I served in the Navy and left active service about 20 years ago; my husband served for 20 years, before leaving service to be around more for our growing children. We have good friends and "family" from our time in service, and we have some friends we've lost in those years. During those years, I also helped write memorial books for the families of five members of the Chinook community who were shot down in Afghanistan.
Memorial Day was created to honor those fallen, in whatever way they left us.

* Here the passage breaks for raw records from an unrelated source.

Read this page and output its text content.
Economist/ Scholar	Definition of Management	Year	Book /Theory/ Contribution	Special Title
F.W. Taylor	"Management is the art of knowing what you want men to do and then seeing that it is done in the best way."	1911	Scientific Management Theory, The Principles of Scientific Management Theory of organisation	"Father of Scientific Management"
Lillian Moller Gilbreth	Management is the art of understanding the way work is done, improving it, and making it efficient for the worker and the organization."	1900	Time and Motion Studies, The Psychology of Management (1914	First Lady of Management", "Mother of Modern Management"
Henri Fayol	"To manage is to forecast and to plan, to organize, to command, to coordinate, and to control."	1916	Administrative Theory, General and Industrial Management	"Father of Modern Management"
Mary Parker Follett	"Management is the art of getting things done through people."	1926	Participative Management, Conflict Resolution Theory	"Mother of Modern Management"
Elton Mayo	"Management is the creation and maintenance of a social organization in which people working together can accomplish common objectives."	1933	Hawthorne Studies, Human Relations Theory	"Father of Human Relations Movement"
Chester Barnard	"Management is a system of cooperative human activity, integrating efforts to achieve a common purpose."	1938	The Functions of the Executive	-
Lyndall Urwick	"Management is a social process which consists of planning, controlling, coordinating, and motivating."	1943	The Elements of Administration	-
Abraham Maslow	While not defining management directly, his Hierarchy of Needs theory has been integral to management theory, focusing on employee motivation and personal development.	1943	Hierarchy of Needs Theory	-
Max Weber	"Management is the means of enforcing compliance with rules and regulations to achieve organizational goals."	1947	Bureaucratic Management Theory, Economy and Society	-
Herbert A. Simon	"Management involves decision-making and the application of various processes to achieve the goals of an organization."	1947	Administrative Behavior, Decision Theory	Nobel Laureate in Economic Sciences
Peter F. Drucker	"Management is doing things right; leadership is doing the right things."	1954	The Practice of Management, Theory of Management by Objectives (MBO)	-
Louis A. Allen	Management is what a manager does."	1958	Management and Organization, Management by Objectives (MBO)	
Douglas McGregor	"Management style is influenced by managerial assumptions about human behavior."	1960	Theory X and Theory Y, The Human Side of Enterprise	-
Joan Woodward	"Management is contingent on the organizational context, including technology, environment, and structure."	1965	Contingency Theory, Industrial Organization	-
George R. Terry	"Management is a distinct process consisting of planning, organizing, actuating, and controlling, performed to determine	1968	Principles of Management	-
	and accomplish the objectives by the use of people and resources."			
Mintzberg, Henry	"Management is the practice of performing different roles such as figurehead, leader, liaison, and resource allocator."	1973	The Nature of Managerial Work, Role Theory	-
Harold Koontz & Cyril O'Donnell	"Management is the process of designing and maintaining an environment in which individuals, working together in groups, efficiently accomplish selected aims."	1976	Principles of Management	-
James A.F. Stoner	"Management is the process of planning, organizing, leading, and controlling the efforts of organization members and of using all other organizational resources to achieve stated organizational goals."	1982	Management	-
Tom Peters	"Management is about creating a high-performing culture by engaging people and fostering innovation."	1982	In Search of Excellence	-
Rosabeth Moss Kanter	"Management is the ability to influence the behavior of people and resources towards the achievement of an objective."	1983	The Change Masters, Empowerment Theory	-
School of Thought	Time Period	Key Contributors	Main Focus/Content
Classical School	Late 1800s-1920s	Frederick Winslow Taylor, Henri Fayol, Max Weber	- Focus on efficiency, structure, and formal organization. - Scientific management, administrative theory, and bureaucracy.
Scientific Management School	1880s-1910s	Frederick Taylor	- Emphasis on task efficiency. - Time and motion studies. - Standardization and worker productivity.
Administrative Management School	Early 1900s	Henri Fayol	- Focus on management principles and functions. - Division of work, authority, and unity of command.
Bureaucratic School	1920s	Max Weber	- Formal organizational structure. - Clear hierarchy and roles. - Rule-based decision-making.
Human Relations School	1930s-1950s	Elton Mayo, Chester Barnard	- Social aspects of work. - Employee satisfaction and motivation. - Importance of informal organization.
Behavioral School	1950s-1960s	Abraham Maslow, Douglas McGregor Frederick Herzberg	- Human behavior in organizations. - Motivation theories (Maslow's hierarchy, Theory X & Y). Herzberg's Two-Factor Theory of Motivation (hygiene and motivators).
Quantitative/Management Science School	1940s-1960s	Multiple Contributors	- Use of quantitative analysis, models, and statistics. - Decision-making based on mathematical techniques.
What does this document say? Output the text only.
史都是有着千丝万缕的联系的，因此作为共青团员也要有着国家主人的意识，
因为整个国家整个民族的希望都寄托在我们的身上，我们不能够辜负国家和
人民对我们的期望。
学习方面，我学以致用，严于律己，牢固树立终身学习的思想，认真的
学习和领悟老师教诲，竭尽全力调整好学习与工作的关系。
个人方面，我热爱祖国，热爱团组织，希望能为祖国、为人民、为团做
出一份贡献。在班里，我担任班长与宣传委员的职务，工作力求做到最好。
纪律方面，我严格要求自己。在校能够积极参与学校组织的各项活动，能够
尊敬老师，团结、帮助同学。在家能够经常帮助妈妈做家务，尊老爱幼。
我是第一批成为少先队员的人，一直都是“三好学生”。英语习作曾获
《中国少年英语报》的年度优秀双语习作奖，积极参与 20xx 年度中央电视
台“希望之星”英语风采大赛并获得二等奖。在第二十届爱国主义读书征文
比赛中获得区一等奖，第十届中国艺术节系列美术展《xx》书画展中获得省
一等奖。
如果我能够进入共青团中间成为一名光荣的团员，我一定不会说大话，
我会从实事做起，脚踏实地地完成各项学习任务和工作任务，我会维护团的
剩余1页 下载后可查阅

In Israel there is a Memorial Day as well. They call it Yom HaShoah, and the evening before, the television stations are all turned to memorial shows about the Holocaust, public entertainment venues are closed for the day, and memorial events are held by the government, military, and at schools. At 10 air raid sirens sound around the country, and cars, pedestrians, bicyclists... nearly everyone... stops what they are doing for two minutes of silence.

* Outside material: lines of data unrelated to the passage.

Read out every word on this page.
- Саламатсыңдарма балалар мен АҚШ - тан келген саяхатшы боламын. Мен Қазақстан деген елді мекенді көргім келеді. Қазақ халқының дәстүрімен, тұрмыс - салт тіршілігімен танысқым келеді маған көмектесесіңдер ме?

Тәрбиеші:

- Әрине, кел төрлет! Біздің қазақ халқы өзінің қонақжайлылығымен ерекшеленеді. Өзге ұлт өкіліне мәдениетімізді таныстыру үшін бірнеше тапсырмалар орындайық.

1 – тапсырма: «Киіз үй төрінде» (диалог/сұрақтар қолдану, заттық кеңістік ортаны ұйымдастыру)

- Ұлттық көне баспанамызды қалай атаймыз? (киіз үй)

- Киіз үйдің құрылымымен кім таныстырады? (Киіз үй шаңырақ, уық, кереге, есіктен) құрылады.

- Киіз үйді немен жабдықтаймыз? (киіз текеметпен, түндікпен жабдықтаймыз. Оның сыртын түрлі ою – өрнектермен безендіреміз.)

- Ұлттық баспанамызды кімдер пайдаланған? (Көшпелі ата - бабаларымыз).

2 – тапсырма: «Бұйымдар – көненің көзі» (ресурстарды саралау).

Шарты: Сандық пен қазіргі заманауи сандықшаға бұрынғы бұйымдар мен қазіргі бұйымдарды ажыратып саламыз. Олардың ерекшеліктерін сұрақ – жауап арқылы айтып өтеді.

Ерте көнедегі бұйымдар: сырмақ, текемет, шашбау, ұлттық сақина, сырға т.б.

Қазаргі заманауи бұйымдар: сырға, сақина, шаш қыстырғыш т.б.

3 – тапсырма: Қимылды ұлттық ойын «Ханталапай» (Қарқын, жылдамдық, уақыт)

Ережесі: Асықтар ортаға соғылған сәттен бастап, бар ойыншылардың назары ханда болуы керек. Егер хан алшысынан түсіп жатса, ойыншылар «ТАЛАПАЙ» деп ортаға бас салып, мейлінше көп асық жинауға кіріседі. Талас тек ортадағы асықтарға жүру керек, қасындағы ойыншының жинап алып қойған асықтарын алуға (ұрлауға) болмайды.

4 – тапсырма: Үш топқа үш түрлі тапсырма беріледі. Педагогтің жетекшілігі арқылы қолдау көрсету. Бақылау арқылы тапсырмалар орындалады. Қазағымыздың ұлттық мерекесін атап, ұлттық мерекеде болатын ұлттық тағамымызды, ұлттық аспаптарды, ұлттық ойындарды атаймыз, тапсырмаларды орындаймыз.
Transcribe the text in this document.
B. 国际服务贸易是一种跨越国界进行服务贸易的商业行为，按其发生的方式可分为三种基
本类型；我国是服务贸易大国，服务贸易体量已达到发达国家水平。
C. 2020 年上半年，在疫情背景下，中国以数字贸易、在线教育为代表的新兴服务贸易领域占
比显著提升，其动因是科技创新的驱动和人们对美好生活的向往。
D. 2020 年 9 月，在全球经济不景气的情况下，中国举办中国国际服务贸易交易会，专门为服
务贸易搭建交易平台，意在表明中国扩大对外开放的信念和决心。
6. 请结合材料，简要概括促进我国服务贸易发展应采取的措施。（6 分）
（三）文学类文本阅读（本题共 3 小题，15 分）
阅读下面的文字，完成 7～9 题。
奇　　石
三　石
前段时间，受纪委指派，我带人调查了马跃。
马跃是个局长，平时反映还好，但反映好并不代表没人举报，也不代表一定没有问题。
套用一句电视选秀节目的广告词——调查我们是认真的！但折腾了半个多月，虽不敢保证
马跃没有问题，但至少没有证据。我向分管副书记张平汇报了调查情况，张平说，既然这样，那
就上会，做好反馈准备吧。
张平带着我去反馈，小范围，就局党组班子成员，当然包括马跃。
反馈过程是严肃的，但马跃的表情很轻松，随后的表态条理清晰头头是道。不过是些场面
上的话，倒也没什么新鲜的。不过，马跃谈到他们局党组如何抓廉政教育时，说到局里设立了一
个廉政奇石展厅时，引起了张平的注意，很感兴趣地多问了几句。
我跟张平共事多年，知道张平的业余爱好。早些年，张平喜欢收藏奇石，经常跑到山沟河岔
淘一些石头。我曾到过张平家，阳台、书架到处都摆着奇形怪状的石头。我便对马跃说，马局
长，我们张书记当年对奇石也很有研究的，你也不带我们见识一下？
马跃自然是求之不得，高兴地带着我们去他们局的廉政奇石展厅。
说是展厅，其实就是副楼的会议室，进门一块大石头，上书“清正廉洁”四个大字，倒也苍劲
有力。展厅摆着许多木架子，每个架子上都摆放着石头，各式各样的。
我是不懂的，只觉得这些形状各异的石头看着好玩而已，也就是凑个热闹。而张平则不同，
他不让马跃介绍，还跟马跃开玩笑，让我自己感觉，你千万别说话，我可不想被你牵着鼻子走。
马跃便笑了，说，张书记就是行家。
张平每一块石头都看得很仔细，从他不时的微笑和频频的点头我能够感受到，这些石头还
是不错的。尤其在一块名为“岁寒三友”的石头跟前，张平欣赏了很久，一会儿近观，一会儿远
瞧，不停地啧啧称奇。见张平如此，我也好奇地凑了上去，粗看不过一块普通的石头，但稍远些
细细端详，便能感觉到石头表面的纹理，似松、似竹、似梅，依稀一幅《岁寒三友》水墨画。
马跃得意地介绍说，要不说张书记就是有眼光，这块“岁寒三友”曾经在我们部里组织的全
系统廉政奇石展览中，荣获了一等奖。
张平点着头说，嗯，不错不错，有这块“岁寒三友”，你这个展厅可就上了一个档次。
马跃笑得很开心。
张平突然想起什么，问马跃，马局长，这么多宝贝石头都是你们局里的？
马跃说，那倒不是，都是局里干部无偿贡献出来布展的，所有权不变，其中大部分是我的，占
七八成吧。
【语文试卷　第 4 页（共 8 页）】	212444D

In the United States, we have people who join together to place flags on graves, we have memorials at churches, our flags are at half mast, and elected officials place wreaths at sacred grave sites like the Tomb of the Unknown Soldier.
And though we should do things to honor their memories, Memorial Day is not a day they would want us to spend in mournful misery;
they had their barbecues and pooltime, and beach trips on the long Memorial Day weekends before they passed. While you're meeting with friends, do take some time. Celebrate the veterans in your life while they're still here to celebrate - call some veterans and ask them to tell you their stories about those they served with; reminisce with veterans in homes for the elderly. Remind them that they still matter, whether they are in active service or out in the civilian world.
Follow it up with two minutes of silence with a community; place flags or flowers on grave sites; read about the events of the days gone past when our lost soldiers, sailors, airmen, and marines died.